The protein family of degenerin/epithelial sodium channels (DEG/ENaCs) is composed of diverse animal-specific, non-voltage-gated ion channels that play important roles in regulating cationic gradients across epithelial barriers. Some family members are also enriched in neural tissues in both vertebrates and invertebrates. However, the specific neurophysiological functions of most DEG/ENaC-encoding genes remain poorly understood. The fruit fly Drosophila melanogaster is an excellent model for deciphering the functions of DEG/ENaC genes because its genome encodes an exceptionally large number of DEG/ENaC subunits termed pickpocket (ppk) 1-31. Here we demonstrate that ppk29 contributes specifically to the postsynaptic modulation of excitatory synaptic transmission at the larval neuromuscular junction.
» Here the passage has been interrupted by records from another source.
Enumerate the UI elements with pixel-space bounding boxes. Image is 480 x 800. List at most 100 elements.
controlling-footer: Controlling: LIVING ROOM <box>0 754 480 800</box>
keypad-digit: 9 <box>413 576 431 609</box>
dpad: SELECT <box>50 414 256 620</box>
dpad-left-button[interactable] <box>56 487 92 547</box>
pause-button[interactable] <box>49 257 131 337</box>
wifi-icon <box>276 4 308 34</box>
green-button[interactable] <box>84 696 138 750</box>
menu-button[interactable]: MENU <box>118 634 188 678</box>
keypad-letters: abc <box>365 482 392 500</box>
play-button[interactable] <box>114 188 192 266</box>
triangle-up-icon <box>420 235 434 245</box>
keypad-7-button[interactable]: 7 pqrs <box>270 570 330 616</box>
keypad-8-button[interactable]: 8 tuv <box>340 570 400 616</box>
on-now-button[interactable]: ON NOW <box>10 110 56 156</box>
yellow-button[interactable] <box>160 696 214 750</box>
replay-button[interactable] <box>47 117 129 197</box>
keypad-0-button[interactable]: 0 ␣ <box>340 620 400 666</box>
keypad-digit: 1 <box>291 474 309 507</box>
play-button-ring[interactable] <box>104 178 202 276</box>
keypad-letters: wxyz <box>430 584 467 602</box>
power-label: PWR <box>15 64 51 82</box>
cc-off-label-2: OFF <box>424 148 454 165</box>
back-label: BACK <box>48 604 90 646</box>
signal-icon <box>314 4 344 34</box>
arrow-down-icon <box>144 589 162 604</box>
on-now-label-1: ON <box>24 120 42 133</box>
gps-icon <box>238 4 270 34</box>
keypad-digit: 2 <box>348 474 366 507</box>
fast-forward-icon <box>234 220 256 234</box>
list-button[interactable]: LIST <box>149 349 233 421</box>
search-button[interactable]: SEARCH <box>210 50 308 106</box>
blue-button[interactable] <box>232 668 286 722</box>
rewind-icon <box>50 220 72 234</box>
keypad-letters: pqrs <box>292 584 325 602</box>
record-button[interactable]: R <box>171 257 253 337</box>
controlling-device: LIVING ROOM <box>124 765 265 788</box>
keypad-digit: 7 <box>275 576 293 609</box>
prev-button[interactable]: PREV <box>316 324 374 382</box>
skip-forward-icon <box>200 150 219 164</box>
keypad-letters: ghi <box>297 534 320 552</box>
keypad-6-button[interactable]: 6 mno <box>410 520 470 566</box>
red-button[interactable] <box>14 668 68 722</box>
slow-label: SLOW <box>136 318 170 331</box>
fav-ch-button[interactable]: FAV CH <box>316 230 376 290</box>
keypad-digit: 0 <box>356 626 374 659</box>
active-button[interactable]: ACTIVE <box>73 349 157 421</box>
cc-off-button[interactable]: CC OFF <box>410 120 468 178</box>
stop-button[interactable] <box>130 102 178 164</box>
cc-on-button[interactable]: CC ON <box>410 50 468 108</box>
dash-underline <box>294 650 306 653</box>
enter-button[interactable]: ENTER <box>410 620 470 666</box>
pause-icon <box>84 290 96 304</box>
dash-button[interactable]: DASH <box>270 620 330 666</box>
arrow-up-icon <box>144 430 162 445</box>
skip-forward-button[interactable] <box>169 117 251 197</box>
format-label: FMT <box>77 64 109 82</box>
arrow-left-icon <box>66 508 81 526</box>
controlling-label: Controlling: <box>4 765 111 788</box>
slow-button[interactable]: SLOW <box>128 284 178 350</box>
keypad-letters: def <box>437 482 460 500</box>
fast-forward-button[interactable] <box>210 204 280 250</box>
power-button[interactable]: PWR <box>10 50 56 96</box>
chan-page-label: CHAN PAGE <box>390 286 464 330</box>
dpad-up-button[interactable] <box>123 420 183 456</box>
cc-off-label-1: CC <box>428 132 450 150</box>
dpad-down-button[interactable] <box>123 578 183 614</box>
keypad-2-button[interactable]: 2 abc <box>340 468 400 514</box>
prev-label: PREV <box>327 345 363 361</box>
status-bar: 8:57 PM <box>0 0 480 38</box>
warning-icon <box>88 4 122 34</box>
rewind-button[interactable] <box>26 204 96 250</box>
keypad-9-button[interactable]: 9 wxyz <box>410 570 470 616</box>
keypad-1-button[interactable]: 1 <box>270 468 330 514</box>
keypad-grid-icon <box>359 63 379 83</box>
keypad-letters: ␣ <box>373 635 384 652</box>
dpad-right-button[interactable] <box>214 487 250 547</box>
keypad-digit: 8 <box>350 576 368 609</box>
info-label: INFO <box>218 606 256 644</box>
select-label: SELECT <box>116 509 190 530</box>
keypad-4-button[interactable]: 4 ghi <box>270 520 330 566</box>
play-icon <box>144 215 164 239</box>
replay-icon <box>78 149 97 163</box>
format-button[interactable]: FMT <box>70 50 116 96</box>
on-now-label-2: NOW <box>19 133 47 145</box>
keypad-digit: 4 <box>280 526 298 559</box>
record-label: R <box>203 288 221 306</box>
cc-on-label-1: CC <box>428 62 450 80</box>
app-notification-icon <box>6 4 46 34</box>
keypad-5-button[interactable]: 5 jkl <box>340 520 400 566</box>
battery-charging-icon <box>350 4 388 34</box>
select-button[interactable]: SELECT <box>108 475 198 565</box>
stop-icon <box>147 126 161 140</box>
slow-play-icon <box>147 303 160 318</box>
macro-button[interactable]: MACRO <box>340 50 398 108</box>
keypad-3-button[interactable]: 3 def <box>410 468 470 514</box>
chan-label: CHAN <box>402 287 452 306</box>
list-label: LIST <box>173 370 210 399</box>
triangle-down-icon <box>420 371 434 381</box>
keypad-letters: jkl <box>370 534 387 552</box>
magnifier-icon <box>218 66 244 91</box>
Electrophysiological data indicate that the function of ppk29 in muscle is necessary for normal postsynaptic responsivity to neurotransmitter release and for normal coordinated larval movement. The ppk29 mutation does not affect gross synaptic morphology and ultrastructure, which indicates that the observed phenotypes are likely due to defects in glutamate receptor function. Together, our data indicate that DEG/ENaC ion channels play a fundamental role in the postsynaptic regulation of excitatory neurotransmission.